Le ricerche effettuate nell’uomo ne hanno identificato una
sessantina ma l’esposizione di Buffa si concentra sui più
affascinanti, come quelli collegati allo sviluppo encefalico,
al linguaggio ed al pollice opponibile, fornendo cifre a
confronto e descrivendo in modo sintetico gli esperimenti
e le verifiche a conferma di quanto sopra esposto per
permettere al lettore di crearsi una propria opinione.

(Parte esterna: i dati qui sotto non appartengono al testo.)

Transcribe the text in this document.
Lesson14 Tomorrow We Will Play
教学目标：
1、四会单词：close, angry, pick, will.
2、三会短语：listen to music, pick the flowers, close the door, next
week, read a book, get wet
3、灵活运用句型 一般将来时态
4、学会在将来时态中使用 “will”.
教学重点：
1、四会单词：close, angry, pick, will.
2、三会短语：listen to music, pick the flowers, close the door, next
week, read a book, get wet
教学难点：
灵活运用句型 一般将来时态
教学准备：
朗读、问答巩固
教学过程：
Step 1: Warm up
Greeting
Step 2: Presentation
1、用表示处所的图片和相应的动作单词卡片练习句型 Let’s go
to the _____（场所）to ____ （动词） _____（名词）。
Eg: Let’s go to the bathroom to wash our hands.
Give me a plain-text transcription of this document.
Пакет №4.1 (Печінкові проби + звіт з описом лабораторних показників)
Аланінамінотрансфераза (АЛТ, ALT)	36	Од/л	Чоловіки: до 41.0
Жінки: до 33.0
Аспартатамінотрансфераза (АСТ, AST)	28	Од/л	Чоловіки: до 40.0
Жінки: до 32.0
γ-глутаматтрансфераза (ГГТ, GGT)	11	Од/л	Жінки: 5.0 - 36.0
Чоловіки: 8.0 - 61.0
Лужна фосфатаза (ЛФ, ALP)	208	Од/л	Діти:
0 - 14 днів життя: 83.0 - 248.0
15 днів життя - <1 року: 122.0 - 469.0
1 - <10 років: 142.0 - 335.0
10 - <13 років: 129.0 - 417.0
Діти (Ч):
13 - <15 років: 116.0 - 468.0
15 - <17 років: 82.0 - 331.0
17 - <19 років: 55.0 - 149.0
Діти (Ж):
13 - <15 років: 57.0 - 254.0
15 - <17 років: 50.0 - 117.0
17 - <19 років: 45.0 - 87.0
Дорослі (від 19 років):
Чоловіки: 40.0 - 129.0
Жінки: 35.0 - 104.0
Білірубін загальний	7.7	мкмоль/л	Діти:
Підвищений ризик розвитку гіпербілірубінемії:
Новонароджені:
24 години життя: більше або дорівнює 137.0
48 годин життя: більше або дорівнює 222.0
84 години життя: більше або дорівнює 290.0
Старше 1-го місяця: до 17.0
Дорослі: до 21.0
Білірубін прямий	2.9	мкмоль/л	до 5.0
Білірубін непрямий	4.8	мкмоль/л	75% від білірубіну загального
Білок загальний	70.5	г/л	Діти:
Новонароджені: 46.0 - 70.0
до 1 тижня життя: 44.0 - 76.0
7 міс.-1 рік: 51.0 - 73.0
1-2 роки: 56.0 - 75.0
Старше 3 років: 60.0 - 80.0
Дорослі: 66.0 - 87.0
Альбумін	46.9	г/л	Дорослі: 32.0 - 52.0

Le
ipotesi dell’autore traggono sostegno dall’enorme quantità
di modifiche genetiche che si sarebbero accumulate in un
brevissimo periodo a carico della specie umana, come ad
esempio nel caso del gene HAR1, costituito da poco più di
cento geni, che ha subito 18 sostituzioni in pochi milioni
di anni contro le uniche 2 sostituzioni avvenute nei
precedenti trecento milioni di anni. Nel libro viene
ricordato come nello stesso ambiente le specie affini come
le grandi scimmie hanno subito nello stesso lasso di
tempo pochissime modifiche genetiche. Difficile restare
impassibili di fronte agli eventi abilmente tratteggiati dal
genetista Buffa. Questa interpretazione della Genesi è in
grado di suscitare emozioni contrapposte e se un giorno
venisse dimostrata potrebbe generare una reazione
analoga a quella verificatasi con la comparsa delle teorie
di Darwin dove una parte della popolazione la avversò
vivendola come un attacco al nucleo profondo della
propria identità e autostima. In ogni caso la lettura di
questo libro è stimolante e fortemente consigliata.